Foreman no sabía quién era esa mujer, pero llevaba cincuenta años enfrentándose él solo a la pesadilla de las puertas.

—Los japoneses están a punto de revelarlo a la prensa. Están obligando a su flota de pescadores a alejarse de la puerta del mar del Diablo en expansión, pero eso constituye un enorme problema logístico. Los pescadores exigen una explicación. —Rio con amargura—. Lo irónico del caso es que, aunque lo hagan público, seguirán sin poder dar una explicación.

—De acuerdo con mi mapa y las gráficas de la propagación, algunas de estas puertas acabarán muy pronto con la vida de muchas personas. Los niveles de radiación son bastante altos.

Foreman profirió un profundo suspiro.

—Lo sé… —Se interrumpió cuando en su consola parpadeó otra luz—. Debo dejarla ahora.

—¡La puerta de Angkor se está activando! —exclamó Conners antes de que él cortara la comunicación—. ¡Hay una oleada de radiactividad en el sector oriental!

—Espere —dijo Foreman. Apretó un botón para abrir otra línea y ordenó—: Hable.

Una voz salió retumbando del altavoz, y Foreman supo por el tono inconfundible que procedía de un submarino que transmitía en ULF u ondas de ultra baja frecuencia a través del agua.

—Aquí el capitán Rogers del Wyoming. Tenemos una situación de crisis.

***

Rogers no hizo caso de la reacción del comandante Sills ante su última transmisión de radio. Una «situación de crisis» restaba importancia a lo que estaba ocurriendo. Se habían disparado las alarmas y la tripulación corría a sus puestos de combate.

—Voy a pasarle con nuestro centro de operaciones —añadió Rogers—. Ahora mismo estoy un poco ocupado para explicárselo con pelos y señales. —apretó un interruptor. Luego ordenó a su timonel—: Timón a estribor a toda máquina.

—A la orden, señor. Timón a estribor a toda máquina.

—¿Estado de la situación? —preguntó mirando a Sills, que estaba pendiente de un indicador.

—La radiación exterior aumenta.

Rogers miró la placa de radiación que llevaba en la camisa.

—¡Más potencia! —gritó al suboficial de marina encargado de la sala de máquinas del submarino.

—Estamos navegando a toda máquina, señor.

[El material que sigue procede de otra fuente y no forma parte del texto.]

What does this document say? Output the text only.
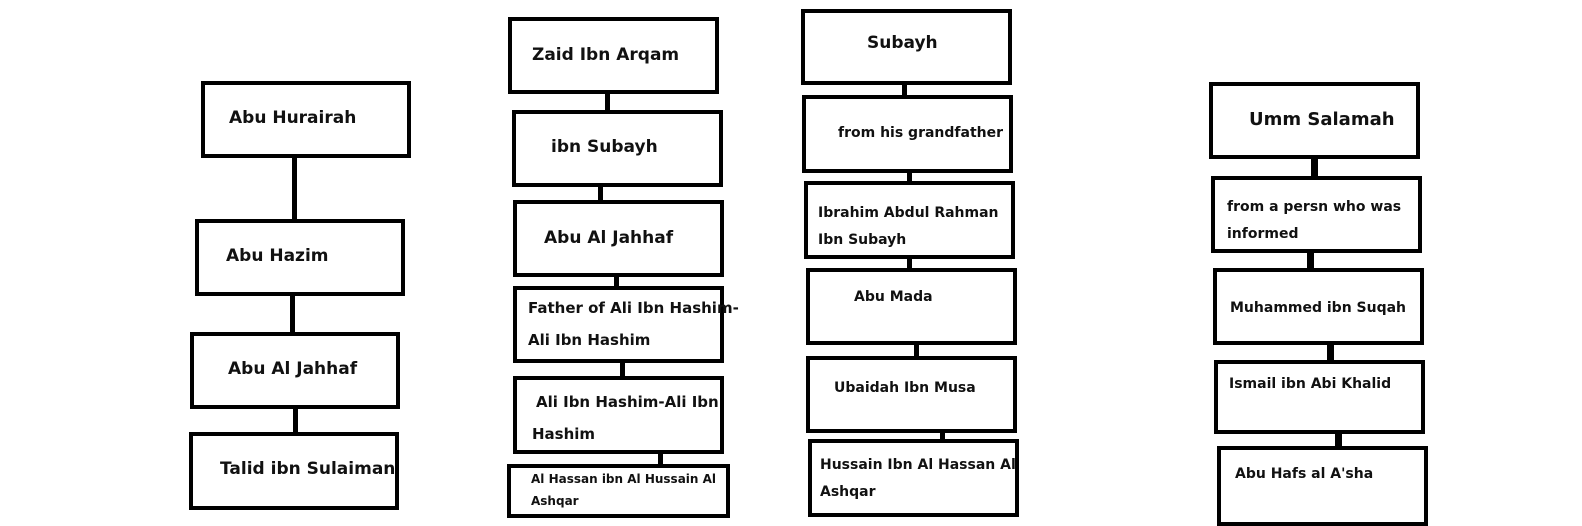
Abu Hurairah
Abu Hazim
Abu Al Jahhaf
Talid ibn Sulaiman
Zaid Ibn Arqam
ibn Subayh
Abu Al Jahhaf
Father of Ali Ibn Hashim-
Ali Ibn Hashim
Ali Ibn Hashim-Ali Ibn
Hashim
Al Hassan ibn Al Hussain Al
Ashqar
Subayh
from his grandfather
Ibrahim Abdul Rahman
Ibn Subayh
Abu Mada
Ubaidah Ibn Musa
Hussain Ibn Al Hassan Al
Ashqar
Umm Salamah
from a persn who was
informed
Muhammed ibn Suqah
Ismail ibn Abi Khalid
Abu Hafs al A'sha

—¿Estado? —preguntó Rogers a Sills.

—La radiación exterior sigue aumentando, señor. Muy por encima de los límites de seguridad.

Rogers volvió a mirar a Sills, que parecía preocupado.

—¡Maldita sea! Ha sobrepasado el rojo, señor.

Rogers cerró los ojos. Bajó la mano y arrancó la cinta adhesiva de su placa de radiación. La línea inferior estaba roja. Todos los que se hallaban en la sala de control lo miraban fijamente. Cogió el micrófono que le ponía en contacto con Foreman.

—Estamos en alarma roja, de proa a popa. Todos muertos. Todavía no lo estamos, pero lo estaremos.

Foreman escuchó el informe de Rogers. No había nada que decir. Se sobresaltó al oír una voz por el altavoz; había olvidado que había dejado abierta la línea con la NSA.

—Eso es lo que va a ocurrir pronto en tierra —dijo Conners.

—Lo sé. —Foreman echó un vistazo a varios de los mensajes que habían recibido sus operadores—. Los japoneses han perdido un avión de reconocimiento hace diez minutos. Ha desaparecido. Sabe Dios qué está pasando a los rusos. Han perdido el contacto con su centro de observación próximo a Chernobyl.

—Es el principio del fin, ¿verdad?

Foreman no tuvo nada que añadir.

***

Chelsea oyó los helicópteros cerca del lugar del que había huido y se detuvo a olfatear. Había tantas cosas nuevas para ella en ese extraño lugar, tantos olores, escenas y ruidos raros.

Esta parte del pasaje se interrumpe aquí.